Interesting they did not use any of the new SLI bridges but the system identified both cards.
Both of these tests were run at 4K resolution, with max image quality settings. Scaling was excellent, though we should point out we did NOT use one of the new high-bandwidth SLI bridges. NVIDIA's drivers didn’t throw any errors, however, and properly identified the system as SLI capable when the second card was installed.
 
Also aftermarket parts vary in cooling performance, I've found Gigabyte to have the best ones recently (actively cooling VRM too).
 
Comparison
Titan x vs gtx 1080
transistors 8bilion vs 7.2bilion (1.11x)
sp 3072 vs 2560 (1.2x)
rop 96 vs 64 (1.5x)
tmu 192 vs 160 (1.2x)
l2 cache 3mb vs 2mb (1.5x)

And my question is, what nvidia did with transistors in pascal because titan x which have only 1.11x more transitors have much more rops, cache, sp, tmu.

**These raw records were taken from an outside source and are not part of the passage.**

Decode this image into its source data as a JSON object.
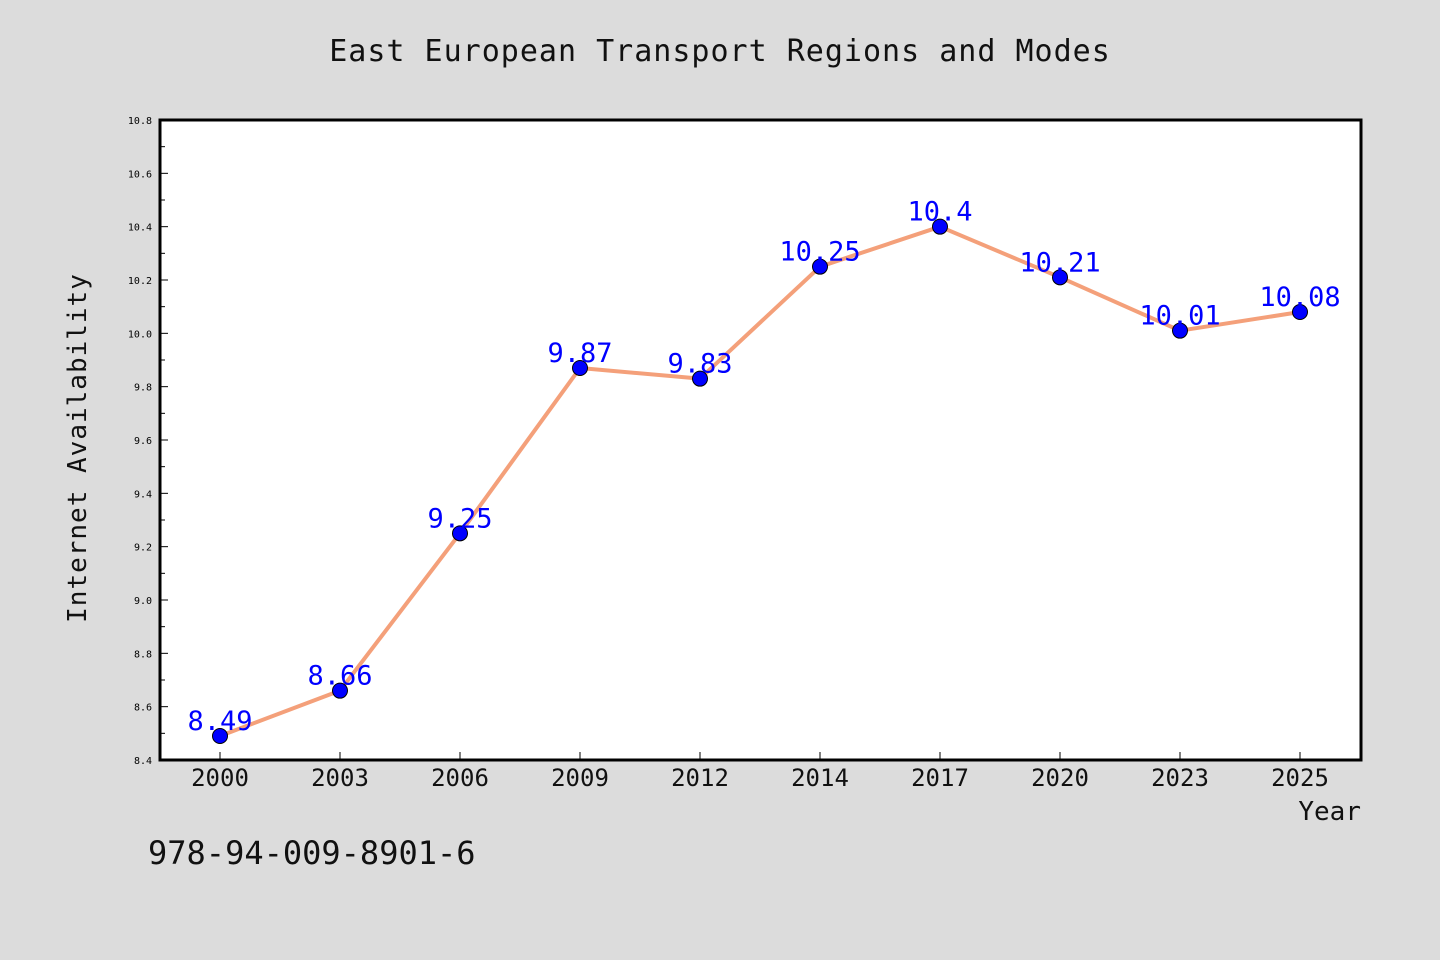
{
  "chart_data": {
    "type": "line",
    "title": "East European Transport Regions and Modes",
    "xlabel": "Year",
    "ylabel": "Internet Availability",
    "categories": [
      "2000",
      "2003",
      "2006",
      "2009",
      "2012",
      "2014",
      "2017",
      "2020",
      "2023",
      "2025"
    ],
    "series": [
      {
        "values": [
          8.49,
          8.66,
          9.25,
          9.87,
          9.83,
          10.25,
          10.4,
          10.21,
          10.01,
          10.08
        ],
        "data_labels": [
          "8.49",
          "8.66",
          "9.25",
          "9.87",
          "9.83",
          "10.25",
          "10.4",
          "10.21",
          "10.01",
          "10.08"
        ],
        "line_color": "#f4a07a",
        "marker_color": "#0000ff"
      }
    ],
    "ylim": [
      8.4,
      10.8
    ],
    "y_ticks": [
      "8.4",
      "8.6",
      "8.8",
      "9.0",
      "9.2",
      "9.4",
      "9.6",
      "9.8",
      "10.0",
      "10.2",
      "10.4",
      "10.6",
      "10.8"
    ],
    "grid": false,
    "legend": "none",
    "label_color": "#0000ff",
    "background": "#dcdcdc",
    "plot_background": "#ffffff"
  },
  "footer": {
    "isbn": "978-94-009-8901-6"
  }
}
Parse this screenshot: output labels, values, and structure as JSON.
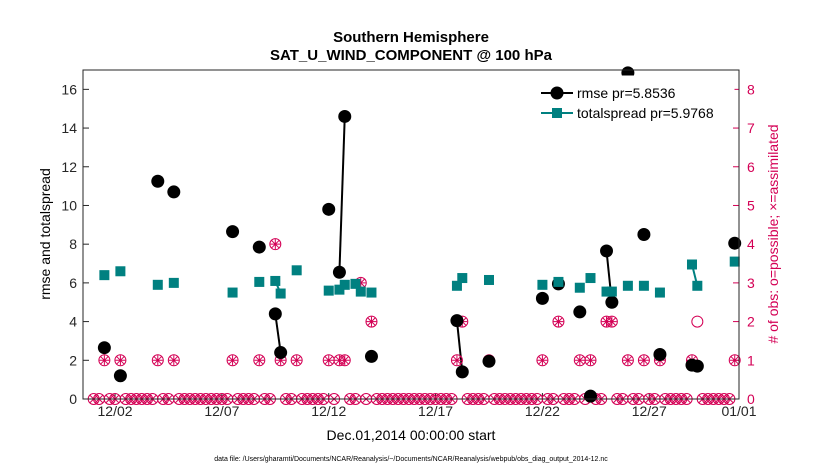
{
  "chart_data": {
    "type": "line",
    "title": "Southern Hemisphere",
    "subtitle": "SAT_U_WIND_COMPONENT @ 100 hPa",
    "xlabel": "Dec.01,2014 00:00:00 start",
    "ylabel": "rmse and totalspread",
    "ylabel_right": "# of obs: o=possible; ×=assimilated",
    "footer": "data file: /Users/gharamti/Documents/NCAR/Reanalysis/~/Documents/NCAR/Reanalysis/webpub/obs_diag_output_2014-12.nc",
    "xlim": [
      0.5,
      31.2
    ],
    "ylim": [
      0,
      17
    ],
    "ylim_right": [
      0,
      8.5
    ],
    "x_ticks": [
      {
        "x": 2,
        "label": "12/02"
      },
      {
        "x": 7,
        "label": "12/07"
      },
      {
        "x": 12,
        "label": "12/12"
      },
      {
        "x": 17,
        "label": "12/17"
      },
      {
        "x": 22,
        "label": "12/22"
      },
      {
        "x": 27,
        "label": "12/27"
      },
      {
        "x": 32,
        "label": "01/01"
      }
    ],
    "y_ticks": [
      0,
      2,
      4,
      6,
      8,
      10,
      12,
      14,
      16
    ],
    "y_ticks_right": [
      0,
      1,
      2,
      3,
      4,
      5,
      6,
      7,
      8
    ],
    "legend": {
      "position": "top-right",
      "entries": [
        "rmse pr=5.8536",
        "totalspread pr=5.9768"
      ]
    },
    "colors": {
      "rmse": "#000000",
      "totalspread": "#008080",
      "obs": "#d40055"
    },
    "series": [
      {
        "name": "rmse",
        "segments": [
          [
            [
              1.5,
              2.65
            ]
          ],
          [
            [
              2.25,
              1.2
            ]
          ],
          [
            [
              4.0,
              11.25
            ]
          ],
          [
            [
              4.75,
              10.7
            ]
          ],
          [
            [
              7.5,
              8.65
            ]
          ],
          [
            [
              8.75,
              7.85
            ]
          ],
          [
            [
              9.5,
              4.4
            ],
            [
              9.75,
              2.4
            ]
          ],
          [
            [
              12.0,
              9.8
            ]
          ],
          [
            [
              12.5,
              6.55
            ],
            [
              12.75,
              14.6
            ]
          ],
          [
            [
              14.0,
              2.2
            ]
          ],
          [
            [
              18.0,
              4.05
            ],
            [
              18.25,
              1.4
            ]
          ],
          [
            [
              19.5,
              1.95
            ]
          ],
          [
            [
              22.0,
              5.2
            ]
          ],
          [
            [
              22.75,
              5.95
            ]
          ],
          [
            [
              23.75,
              4.5
            ]
          ],
          [
            [
              24.25,
              0.15
            ]
          ],
          [
            [
              25.0,
              7.65
            ],
            [
              25.25,
              5.0
            ]
          ],
          [
            [
              26.0,
              16.85
            ]
          ],
          [
            [
              26.75,
              8.5
            ]
          ],
          [
            [
              27.5,
              2.3
            ]
          ],
          [
            [
              29.0,
              1.75
            ]
          ],
          [
            [
              29.25,
              1.7
            ]
          ],
          [
            [
              31.0,
              8.05
            ]
          ]
        ]
      },
      {
        "name": "totalspread",
        "segments": [
          [
            [
              1.5,
              6.4
            ]
          ],
          [
            [
              2.25,
              6.6
            ]
          ],
          [
            [
              4.0,
              5.9
            ]
          ],
          [
            [
              4.75,
              6.0
            ]
          ],
          [
            [
              7.5,
              5.5
            ]
          ],
          [
            [
              8.75,
              6.05
            ]
          ],
          [
            [
              9.5,
              6.1
            ],
            [
              9.75,
              5.45
            ]
          ],
          [
            [
              10.5,
              6.65
            ]
          ],
          [
            [
              12.0,
              5.6
            ]
          ],
          [
            [
              12.5,
              5.65
            ],
            [
              12.75,
              5.9
            ]
          ],
          [
            [
              13.25,
              5.95
            ],
            [
              13.5,
              5.55
            ]
          ],
          [
            [
              14.0,
              5.5
            ]
          ],
          [
            [
              18.0,
              5.85
            ],
            [
              18.25,
              6.25
            ]
          ],
          [
            [
              19.5,
              6.15
            ]
          ],
          [
            [
              22.0,
              5.9
            ]
          ],
          [
            [
              22.75,
              6.05
            ]
          ],
          [
            [
              23.75,
              5.75
            ]
          ],
          [
            [
              24.25,
              6.25
            ]
          ],
          [
            [
              25.0,
              5.55
            ],
            [
              25.25,
              5.55
            ]
          ],
          [
            [
              26.0,
              5.85
            ]
          ],
          [
            [
              26.75,
              5.85
            ]
          ],
          [
            [
              27.5,
              5.5
            ]
          ],
          [
            [
              29.0,
              6.95
            ],
            [
              29.25,
              5.85
            ]
          ],
          [
            [
              31.0,
              7.1
            ]
          ]
        ]
      }
    ],
    "obs_possible": [
      [
        1.5,
        1
      ],
      [
        2.25,
        1
      ],
      [
        4.0,
        1
      ],
      [
        4.75,
        1
      ],
      [
        7.5,
        1
      ],
      [
        8.75,
        1
      ],
      [
        9.5,
        4
      ],
      [
        9.75,
        1
      ],
      [
        10.5,
        1
      ],
      [
        12.0,
        1
      ],
      [
        12.5,
        1
      ],
      [
        12.75,
        1
      ],
      [
        13.5,
        3
      ],
      [
        14.0,
        2
      ],
      [
        18.0,
        1
      ],
      [
        18.25,
        2
      ],
      [
        19.5,
        1
      ],
      [
        22.0,
        1
      ],
      [
        22.75,
        2
      ],
      [
        23.75,
        1
      ],
      [
        24.25,
        1
      ],
      [
        25.0,
        2
      ],
      [
        25.25,
        2
      ],
      [
        26.0,
        1
      ],
      [
        26.75,
        1
      ],
      [
        27.5,
        1
      ],
      [
        29.0,
        1
      ],
      [
        29.25,
        2
      ],
      [
        31.0,
        1
      ]
    ],
    "obs_assimilated": [
      [
        1.5,
        1
      ],
      [
        2.25,
        1
      ],
      [
        4.0,
        1
      ],
      [
        4.75,
        1
      ],
      [
        7.5,
        1
      ],
      [
        8.75,
        1
      ],
      [
        9.5,
        4
      ],
      [
        9.75,
        1
      ],
      [
        10.5,
        1
      ],
      [
        12.0,
        1
      ],
      [
        12.5,
        1
      ],
      [
        12.75,
        1
      ],
      [
        13.5,
        3
      ],
      [
        14.0,
        2
      ],
      [
        18.0,
        1
      ],
      [
        18.25,
        2
      ],
      [
        19.5,
        1
      ],
      [
        22.0,
        1
      ],
      [
        22.75,
        2
      ],
      [
        23.75,
        1
      ],
      [
        24.25,
        1
      ],
      [
        25.0,
        2
      ],
      [
        25.25,
        2
      ],
      [
        26.0,
        1
      ],
      [
        26.75,
        1
      ],
      [
        27.5,
        1
      ],
      [
        29.0,
        1
      ],
      [
        31.0,
        1
      ]
    ]
  }
}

Did they somehow use large quantity of transistors to increase clock speed ?

That is an interesting question I also wondered about that.
And if you do the math for the 15.3B transistor P100 it's even much more pronounced.
But then this is the real Pascal.

GM200 has 20% more compute/texture resources and 50% more ROP / L2 / rasterizers compared to GP104 for 11% more transistors.
You can spend more transistors to increase the clock, by introducing more pipelining, but going back that route is rather unlikely IMHO. (Paths are already significantly shorter due to more dense transistors and 300mm die vs 600mm die and of course there is finfet and perhaps better routing)

There must be some hidden goodness in the GP104 that Nvidia hasn't talked about.
 
The ACX cooler was on the 980Ti was pretty awful so I went with the Gigabyte G1 which is amazing. Curious to see if EVGA dramatically improved the ACX or not. Looks cool?
Do the Gigabytes cards lack coil whine?. I have also heard good things about MSI cards.
 
Also aftermarket parts vary in cooling performance, I've found Gigabyte to have the best ones recently (actively cooling VRM too).

Asus' Direct CU II coolers are rather nice, though there's like a full version for highest end cards and a version that is named the same for middle end that isn't as high specced and not able to cool as effectively(Why they use the same name instead of like Direct CU II++ for the higher end cards I don't friggin' know). I have one on my GTX 660, and I've never gone above 70 degrees outside of torture tests like Furmark, and I live in a very hot area with no AC in my room.

These coolers are amazing.
 
The ACX cooler was on the 980Ti was pretty awful so I went with the Gigabyte G1 which is amazing. Curious to see if EVGA dramatically improved the ACX or not. Looks cool?

not sure if they improved it but should find out soon enough though.
 
The ACX cooler was on the 980Ti was pretty awful so I went with the Gigabyte G1 which is amazing. Curious to see if EVGA dramatically improved the ACX or not. Looks cool?

There was an issue on some G1 cards with coil whine but I guess I got lucky.

I generally run it at 1480ish for games that need the extra horsepower. Otherwise running it stock, it just runs without much noise.